= Anselm of Capraia =

Anselm of Capraia was a Pisan count. His political activity extended from the Republic of Pisa to Sardinia.

Anselm was the son of Berthold, brother of William and Anselm, all three of whom went to the court of Peter II of Arborea to be educated. Anselm's mother was a daughter of Guelfo della Gherardesca, Count of Donoratico, and Uguccionella degli Uppezinghi.

Anselm was sent by the Commune of Pisa in 1273 to Gallura to fight against the judge Giovanni Visconti, who had fled from Pisa recently. He defeated him in the hard-to-defend open plain between Trexenta and Gippi. Anselm occupied the Visconti estates, but it is not known if only those in the curatoria of Gippi or those in the third of Cagliari which Giovanni had acquired as well. However, Giovanni evaded capture and returned to Tuscany on a Sicilian ship.

Anselm took over the reins of government in the Giudicato of Arborea after the imprisonment and assassination of his cousin Nicholas by the real judge, Marianus II. He attacked Marianus and tried to take over Cagliari, but was defeated and killed in 1287.

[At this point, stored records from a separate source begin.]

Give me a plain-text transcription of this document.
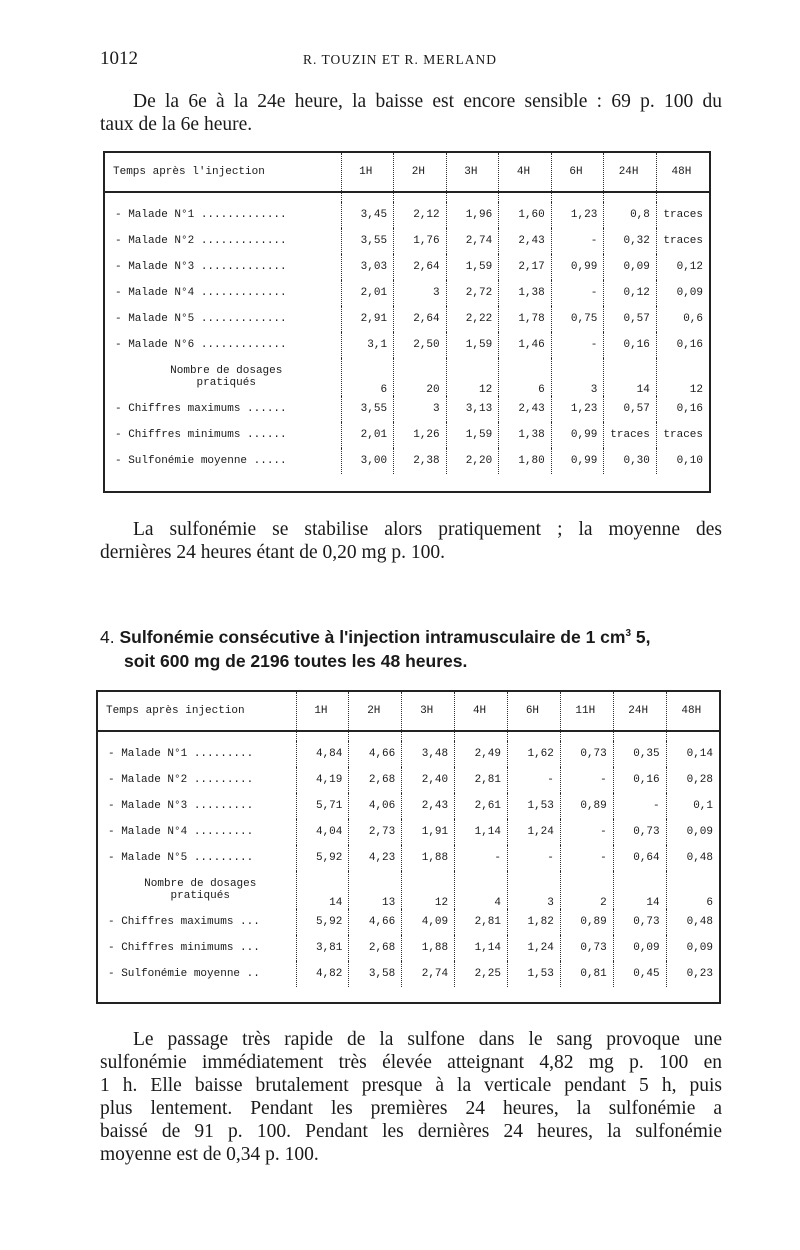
1012	R. TOUZIN ET R. MERLAND
De la 6e à la 24e heure, la baisse est encore sensible : 69 p. 100 du
taux de la 6e heure.
Temps après l'injection	1H	2H	3H	4H	6H	24H	48H

- Malade N°1 .............	3,45	2,12	1,96	1,60	1,23	0,8	traces
- Malade N°2 .............	3,55	1,76	2,74	2,43	-	0,32	traces
- Malade N°3 .............	3,03	2,64	1,59	2,17	0,99	0,09	0,12
- Malade N°4 .............	2,01	3	2,72	1,38	-	0,12	0,09
- Malade N°5 .............	2,91	2,64	2,22	1,78	0,75	0,57	0,6
- Malade N°6 .............	3,1	2,50	1,59	1,46	-	0,16	0,16

Nombre de dosages
pratiqués	6	20	12	6	3	14	12
- Chiffres maximums ......	3,55	3	3,13	2,43	1,23	0,57	0,16
- Chiffres minimums ......	2,01	1,26	1,59	1,38	0,99	traces	traces
- Sulfonémie moyenne .....	3,00	2,38	2,20	1,80	0,99	0,30	0,10

La sulfonémie se stabilise alors pratiquement ; la moyenne des
dernières 24 heures étant de 0,20 mg p. 100.
4. Sulfonémie consécutive à l'injection intramusculaire de 1 $cm^3$ 5,
soit 600 mg de 2196 toutes les 48 heures.
Temps après injection	1H	2H	3H	4H	6H	11H	24H	48H

- Malade N°1 .........	4,84	4,66	3,48	2,49	1,62	0,73	0,35	0,14
- Malade N°2 .........	4,19	2,68	2,40	2,81	-	-	0,16	0,28
- Malade N°3 .........	5,71	4,06	2,43	2,61	1,53	0,89	-	0,1
- Malade N°4 .........	4,04	2,73	1,91	1,14	1,24	-	0,73	0,09
- Malade N°5 .........	5,92	4,23	1,88	-	-	-	0,64	0,48

Nombre de dosages
pratiqués	14	13	12	4	3	2	14	6
- Chiffres maximums ...	5,92	4,66	4,09	2,81	1,82	0,89	0,73	0,48
- Chiffres minimums ...	3,81	2,68	1,88	1,14	1,24	0,73	0,09	0,09
- Sulfonémie moyenne ..	4,82	3,58	2,74	2,25	1,53	0,81	0,45	0,23

Le passage très rapide de la sulfone dans le sang provoque une
sulfonémie immédiatement très élevée atteignant 4,82 mg p. 100 en
1 h. Elle baisse brutalement presque à la verticale pendant 5 h, puis
plus lentement. Pendant les premières 24 heures, la sulfonémie a
baissé de 91 p. 100. Pendant les dernières 24 heures, la sulfonémie
moyenne est de 0,34 p. 100.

Anselm was married to Teccia, daughter of Gherardo della Gherardesca and Theodora, and niece of Ugolino. He left one son, Anselm, who was reputed to be chivalrous and gracious. On account of jealousy for the affection of the Pisan populace, Ugolino had him poisoned. Ugolino may have even feared that the Pisans would choose to replace him with Anselm. This story is the basis for the passing mention of Anselm in Dante's Inferno (where Anselm is not resident, but Ugolino is).

==Sources==
- Pinna, Raimondo. Parte orientale vs parte occidentale: una costante condizione di marginalità nella sotria territoriale dell'Isola? 2006.